Northern America prepare for total solar eclipse as over 30million people hoping to watch

The Northern America is preparing for event of total solar eclipse Monday as millions ready to see the natural phenomena. Some 31million people across the region will watch the solar eclipse, according to experts.


  1. A total solar eclipse – where the Moon fully blocks the Sun – will be seen across parts of North America on Monday
  2. It will begin over the Cook Islands in the Pacific Ocean, and then move across Mexico and 13 US states before finishing in Newfoundland and Labrador, Canada
  3. In the eclipse’s path of deepest shadow – “totality” – the sky will go pitch black for four minutes and nine seconds
  4. This eclipse is unique as it will cover several densely populated cities, with some 31.5m people able to see it, Nasa says
  5. Nasa will conduct many experiments throughout the cosmic event, including launching rockets into the eclipse’s shadow and sending research jet planes to track its path
  6. To enjoy the astronomical phenomenon safely, never look at the Sun with the naked eye, even with sunglasses on – wear solar eclipse glasses

According to Nasa, this event will be different from past total solar eclipses.

Scientists say the Sun’s corona (its outermost layer) will be more visible than the last total solar eclipse (in 2017) due to the Sun’s heightened activity at the time of the event.

The 2024 eclipse will also be visible for nearly two minutes longer than 2017’s.

The path of totality is longer, too, meaning the eclipse will be visible to more people than the most recent total solar eclipse. About 31.6 million people live in the 200 mile (322km) path of totality – more than doubling the number of people who will be able to see the event since the last of its kind.

Even people who live elsewhere will be able to see the eclipse in some form. “99% of people who reside in the United States will be able to see the partial or total eclipse from where they live,” Nasa states on its website.

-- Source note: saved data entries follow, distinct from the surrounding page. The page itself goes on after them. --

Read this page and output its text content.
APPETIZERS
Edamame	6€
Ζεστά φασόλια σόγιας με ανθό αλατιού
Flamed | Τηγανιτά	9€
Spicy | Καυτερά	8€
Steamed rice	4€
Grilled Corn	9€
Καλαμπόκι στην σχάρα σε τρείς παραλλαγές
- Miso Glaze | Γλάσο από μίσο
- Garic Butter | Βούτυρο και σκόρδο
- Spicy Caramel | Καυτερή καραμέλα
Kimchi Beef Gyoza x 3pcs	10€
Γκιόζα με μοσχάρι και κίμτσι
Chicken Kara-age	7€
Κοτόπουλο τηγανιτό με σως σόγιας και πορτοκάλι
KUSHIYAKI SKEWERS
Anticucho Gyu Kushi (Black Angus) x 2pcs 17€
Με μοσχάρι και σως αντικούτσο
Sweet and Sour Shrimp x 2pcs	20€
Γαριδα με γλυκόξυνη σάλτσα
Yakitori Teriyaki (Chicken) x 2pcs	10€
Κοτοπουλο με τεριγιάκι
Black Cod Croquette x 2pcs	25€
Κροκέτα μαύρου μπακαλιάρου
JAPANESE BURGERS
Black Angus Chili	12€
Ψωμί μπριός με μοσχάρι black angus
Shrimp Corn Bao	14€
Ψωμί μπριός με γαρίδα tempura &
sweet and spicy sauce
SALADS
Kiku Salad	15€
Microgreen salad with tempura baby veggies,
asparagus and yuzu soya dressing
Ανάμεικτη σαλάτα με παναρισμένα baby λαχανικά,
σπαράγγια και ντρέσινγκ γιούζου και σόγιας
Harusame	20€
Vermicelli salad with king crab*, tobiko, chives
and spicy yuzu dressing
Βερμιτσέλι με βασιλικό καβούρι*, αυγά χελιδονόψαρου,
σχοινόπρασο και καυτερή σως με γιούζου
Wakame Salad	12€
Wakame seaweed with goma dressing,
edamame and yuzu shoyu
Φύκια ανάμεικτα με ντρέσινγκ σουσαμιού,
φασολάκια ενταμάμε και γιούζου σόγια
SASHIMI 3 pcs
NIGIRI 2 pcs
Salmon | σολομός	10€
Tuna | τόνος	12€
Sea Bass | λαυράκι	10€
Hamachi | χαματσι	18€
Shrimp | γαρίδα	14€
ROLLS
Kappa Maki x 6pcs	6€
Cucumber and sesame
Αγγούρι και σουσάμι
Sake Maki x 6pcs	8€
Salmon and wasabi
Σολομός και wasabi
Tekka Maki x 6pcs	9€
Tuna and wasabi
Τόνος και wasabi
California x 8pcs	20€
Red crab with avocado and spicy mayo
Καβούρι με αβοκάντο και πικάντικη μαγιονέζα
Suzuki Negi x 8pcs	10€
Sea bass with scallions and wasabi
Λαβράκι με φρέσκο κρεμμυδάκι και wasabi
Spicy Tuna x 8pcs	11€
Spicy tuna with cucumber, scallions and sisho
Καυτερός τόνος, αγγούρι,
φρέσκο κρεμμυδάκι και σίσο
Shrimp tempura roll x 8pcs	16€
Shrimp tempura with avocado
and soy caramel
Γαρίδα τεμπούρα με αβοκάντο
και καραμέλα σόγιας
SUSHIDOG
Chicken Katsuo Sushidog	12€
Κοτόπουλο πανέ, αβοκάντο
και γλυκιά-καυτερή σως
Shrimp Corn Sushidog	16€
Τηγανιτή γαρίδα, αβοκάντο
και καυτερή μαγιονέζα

Meanwhile, British scientists in Dallas have teamed up with Nasa to use a polarimeter to examine the directional quality of the corona’s light and a spectrometer to look for the behaviour of excited iron atoms.

“During an eclipse, nature gives us a unique opportunity to measure this region with relative ease, and to see the connections between the Sun and solar wind,” explained Dr Huw Morgan from Aberystwyth University.

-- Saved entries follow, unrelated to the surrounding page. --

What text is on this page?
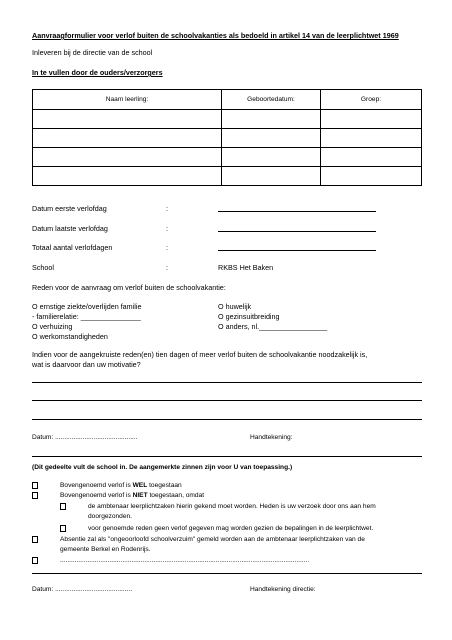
Aanvraagformulier voor verlof buiten de schoolvakanties als bedoeld in artikel 14 van de leerplichtwet 1969
Inleveren bij de directie van de school
In te vullen door de ouders/verzorgers
Naam leerling:	Geboortedatum:	Groep:

Datum eerste verlofdag	:
Datum laatste verlofdag	:
Totaal aantal verlofdagen	:
School	:	RKBS Het Baken
Reden voor de aanvraag om verlof buiten de schoolvakantie:
O ernstige ziekte/overlijden familie
- familierelatie: _______________
O verhuizing
O werkomstandigheden
O huwelijk
O gezinsuitbreiding
O anders, nl._________________
Indien voor de aangekruiste reden(en) tien dagen of meer verlof buiten de schoolvakantie noodzakelijk is,
wat is daarvoor dan uw motivatie?
Datum: .............................................	Handtekening:
(Dit gedeelte vult de school in. De aangemerkte zinnen zijn voor U van toepassing.)
Bovengenoemd verlof is WEL toegestaan
Bovengenoemd verlof is NIET toegestaan, omdat
de ambtenaar leerplichtzaken hierin gekend moet worden. Heden is uw verzoek door ons aan hem
doorgezonden.
voor genoemde reden geen verlof gegeven mag worden gezien de bepalingen in de leerplichtwet.
Absentie zal als "ongeoorloofd schoolverzuim" gemeld worden aan de ambtenaar leerplichtzaken van de
gemeente Berkel en Rodenrijs.
........................................................................................................................................
Datum: ..........................................	Handtekening directie:
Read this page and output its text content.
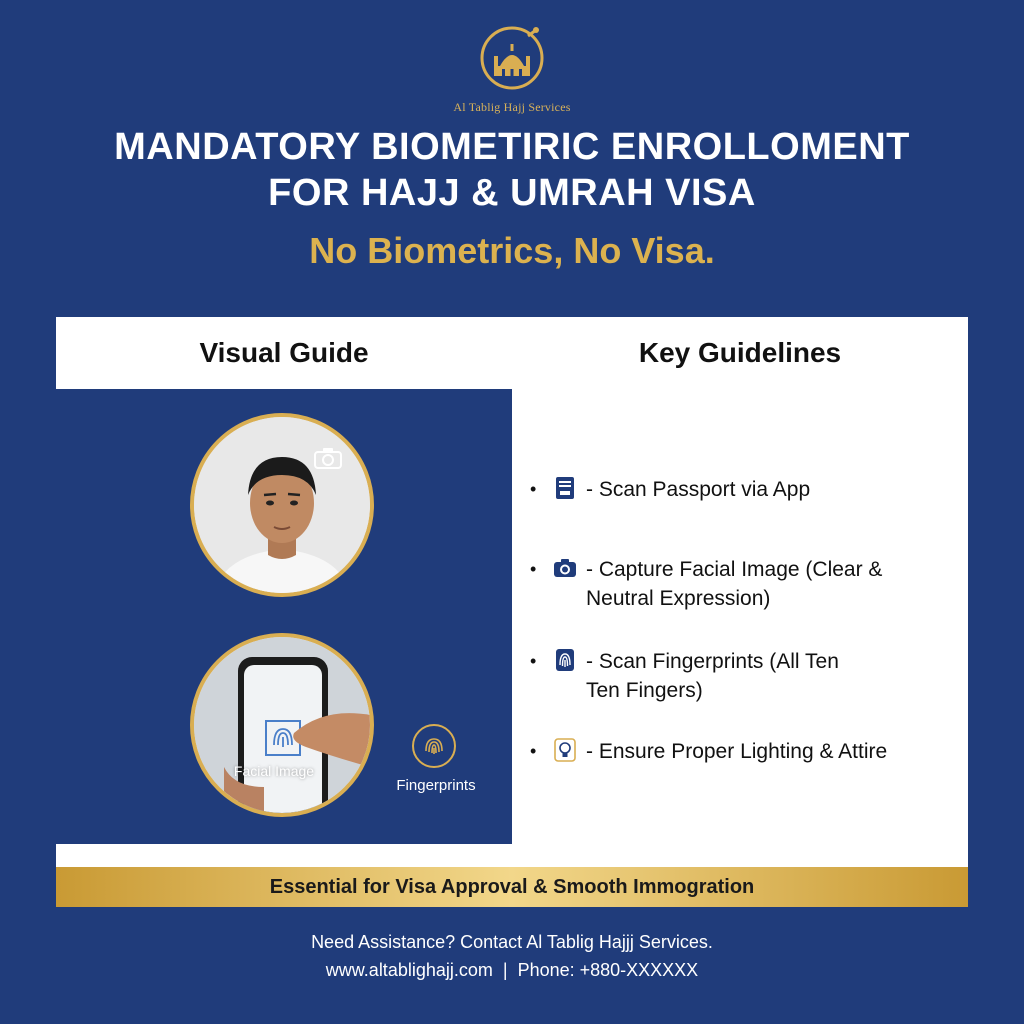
Al Tablig Hajj Services
MANDATORY BIOMETIRIC ENROLLOMENT
FOR HAJJ & UMRAH VISA
No Biometrics, No Visa.
Visual Guide	Key Guidelines
Facial Image
Fingerprints
•	- Scan Passport via App
•	- Capture Facial Image (Clear &
Neutral Expression)
•	- Scan Fingerprints (All Ten
Ten Fingers)
•	- Ensure Proper Lighting & Attire
Essential for Visa Approval & Smooth Immogration
Need Assistance? Contact Al Tablig Hajjj Services.
www.altablighajj.com | Phone: +880-XXXXXX
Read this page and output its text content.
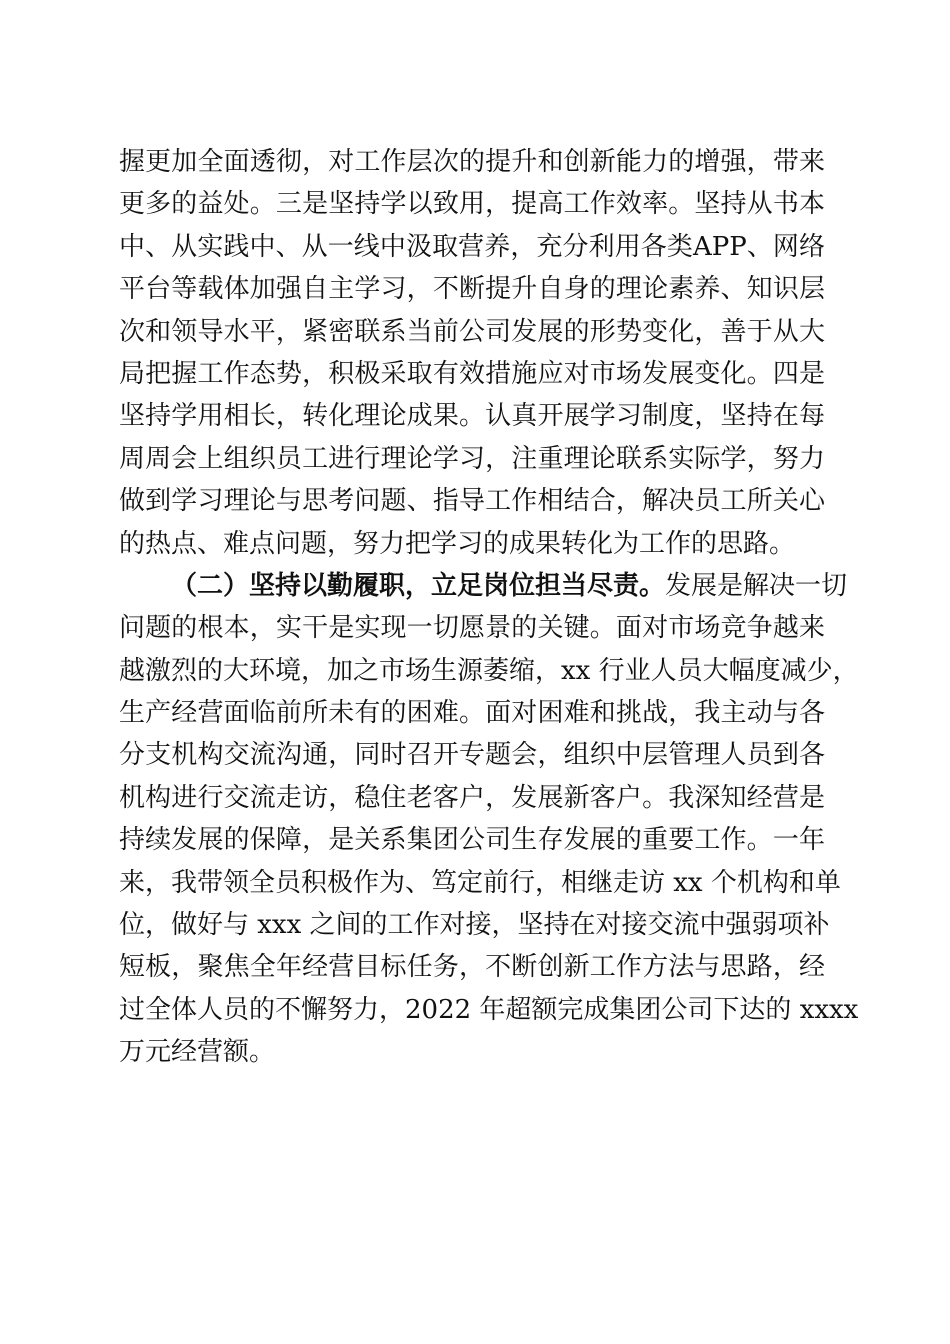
握更加全面透彻，对工作层次的提升和创新能力的增强，带来
更多的益处。三是坚持学以致用，提高工作效率。坚持从书本
中、从实践中、从一线中汲取营养，充分利用各类APP、网络
平台等载体加强自主学习，不断提升自身的理论素养、知识层
次和领导水平，紧密联系当前公司发展的形势变化，善于从大
局把握工作态势，积极采取有效措施应对市场发展变化。四是
坚持学用相长，转化理论成果。认真开展学习制度，坚持在每
周周会上组织员工进行理论学习，注重理论联系实际学，努力
做到学习理论与思考问题、指导工作相结合，解决员工所关心
的热点、难点问题，努力把学习的成果转化为工作的思路。
（二）坚持以勤履职，立足岗位担当尽责。发展是解决一切
问题的根本，实干是实现一切愿景的关键。面对市场竞争越来
越激烈的大环境，加之市场生源萎缩，xx 行业人员大幅度减少，
生产经营面临前所未有的困难。面对困难和挑战，我主动与各
分支机构交流沟通，同时召开专题会，组织中层管理人员到各
机构进行交流走访，稳住老客户，发展新客户。我深知经营是
持续发展的保障，是关系集团公司生存发展的重要工作。一年
来，我带领全员积极作为、笃定前行，相继走访 xx 个机构和单
位，做好与 xxx 之间的工作对接，坚持在对接交流中强弱项补
短板，聚焦全年经营目标任务，不断创新工作方法与思路，经
过全体人员的不懈努力，2022 年超额完成集团公司下达的 xxxx
万元经营额。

Separately, Ellie MacDonald – a science educator at Kielder Observatory near the Scottish border – has travelled to Texas to live stream the event.

MacDonald, 26, has never seen an eclipse before, and says she’s thrilled to be able to share her footage with followers.

She tells BBC News: “Everyone says how amazing it was in 1999 and a lot of people remember going to see it in Cornwall. Hopefully the livestream will be the next best thing.”